On August 13, 2021, the Court of Appeals of Texas affirmed its trial court’s registration of an ex parte Mexican custody order. The father, Mr. Tucker, appeals the registration, arguing that, at the time the Mexican court issued its order, giving Ms. Covarrubias Campos interim custody, he had no notice.
First, Mr. Tucker argued that he had no due process and was never provided a fundamental right to be heard or contest the allegations in the Mexican proceeding. A court order should not be recognized as a matter of comity in a U.S. proceeding if due process is not met. Due process requires notice and an opportunity to be heard “at a meaningful time and in a meaningful manner.” Determining “what process is due is measured by a flexible standard that depends on the practical requirements of the circumstances.” Mr. Tucker does not debate that the Mexican courts had jurisdiction in substantial conformity with the UCCJEA to issue the order (it was the child’s home state), that it was issued as an “emergency order,” or that he had actual notice within a few days after it was issued and was aware that he could contest it in the Mexican proceeding. The order itself was provisional pending trial, and its substance was subject to challenge or modification in the interim. Further, Mr. Tucker himself had requested a temporary ex parte restraining order from the Texas courts proximate to the Mexican proceedings. Texas courts permit these orders without violating due process.
Second, Mr. Tucker argued that he received no notice or opportunity to be heard as required by the UCCJEA. He cites to the section of the UCCJEA that says, “the Act ‘does not govern the enforceability of a child custody determination made without notice or an opportunity to be heard.'” This section, however, relates to the enforceability of a child-custody determination, and not its registration.
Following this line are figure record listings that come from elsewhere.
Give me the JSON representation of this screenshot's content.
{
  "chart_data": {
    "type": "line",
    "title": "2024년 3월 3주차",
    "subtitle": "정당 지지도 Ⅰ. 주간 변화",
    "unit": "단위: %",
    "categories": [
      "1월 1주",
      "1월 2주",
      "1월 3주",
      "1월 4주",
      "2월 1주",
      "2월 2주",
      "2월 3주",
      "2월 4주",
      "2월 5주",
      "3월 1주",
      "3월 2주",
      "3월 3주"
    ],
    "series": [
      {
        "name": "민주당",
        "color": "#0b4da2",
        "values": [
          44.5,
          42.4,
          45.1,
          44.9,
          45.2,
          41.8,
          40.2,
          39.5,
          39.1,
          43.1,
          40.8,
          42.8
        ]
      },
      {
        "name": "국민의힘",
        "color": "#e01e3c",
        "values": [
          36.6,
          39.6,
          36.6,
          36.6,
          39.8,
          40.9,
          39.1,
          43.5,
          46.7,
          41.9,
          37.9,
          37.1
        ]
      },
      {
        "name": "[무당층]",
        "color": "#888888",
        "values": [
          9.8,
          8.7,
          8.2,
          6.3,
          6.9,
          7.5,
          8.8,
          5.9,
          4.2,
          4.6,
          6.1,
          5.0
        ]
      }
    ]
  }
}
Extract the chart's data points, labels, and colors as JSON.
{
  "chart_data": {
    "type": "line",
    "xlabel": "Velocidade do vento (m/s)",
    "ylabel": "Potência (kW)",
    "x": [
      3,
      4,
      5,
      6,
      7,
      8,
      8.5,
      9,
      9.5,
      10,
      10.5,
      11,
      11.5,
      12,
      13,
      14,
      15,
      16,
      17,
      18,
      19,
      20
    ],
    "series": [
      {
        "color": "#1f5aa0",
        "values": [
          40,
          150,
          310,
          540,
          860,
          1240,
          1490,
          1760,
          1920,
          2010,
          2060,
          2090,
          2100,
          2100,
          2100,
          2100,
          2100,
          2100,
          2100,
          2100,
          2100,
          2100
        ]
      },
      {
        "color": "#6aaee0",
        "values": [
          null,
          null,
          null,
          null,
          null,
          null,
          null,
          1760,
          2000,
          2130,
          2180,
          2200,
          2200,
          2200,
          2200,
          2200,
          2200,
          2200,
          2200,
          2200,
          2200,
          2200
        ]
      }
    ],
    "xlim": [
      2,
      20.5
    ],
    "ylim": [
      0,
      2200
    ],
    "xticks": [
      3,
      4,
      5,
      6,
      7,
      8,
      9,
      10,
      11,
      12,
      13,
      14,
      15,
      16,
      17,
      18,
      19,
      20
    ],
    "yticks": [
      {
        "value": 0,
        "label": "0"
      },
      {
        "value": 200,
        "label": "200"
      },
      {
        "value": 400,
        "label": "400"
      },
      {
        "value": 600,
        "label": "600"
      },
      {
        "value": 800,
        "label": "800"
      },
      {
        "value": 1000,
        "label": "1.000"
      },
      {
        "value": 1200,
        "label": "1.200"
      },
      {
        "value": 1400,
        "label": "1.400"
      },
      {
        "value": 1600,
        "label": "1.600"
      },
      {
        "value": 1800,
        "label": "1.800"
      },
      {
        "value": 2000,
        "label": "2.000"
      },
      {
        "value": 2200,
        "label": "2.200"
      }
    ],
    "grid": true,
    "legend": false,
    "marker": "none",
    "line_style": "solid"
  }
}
Third, Mr. Tucker argued that he was never provided notice as required by a separate provision of the UCCJEA. However, the plain language of this portion of the UCCJEA does not require notice unless Mr. Tucker met his burden to establish that he was “entitled to notice” in the Mexican court proceeding itself. The trial court found that Mr. Tucker was not entitled to notice in the Mexican proceeding prior to the Mexican Order being issued, and Mr. Tucker did not cite any evidence that would meet his burden to establish that he was entitled to notice under Mexican law.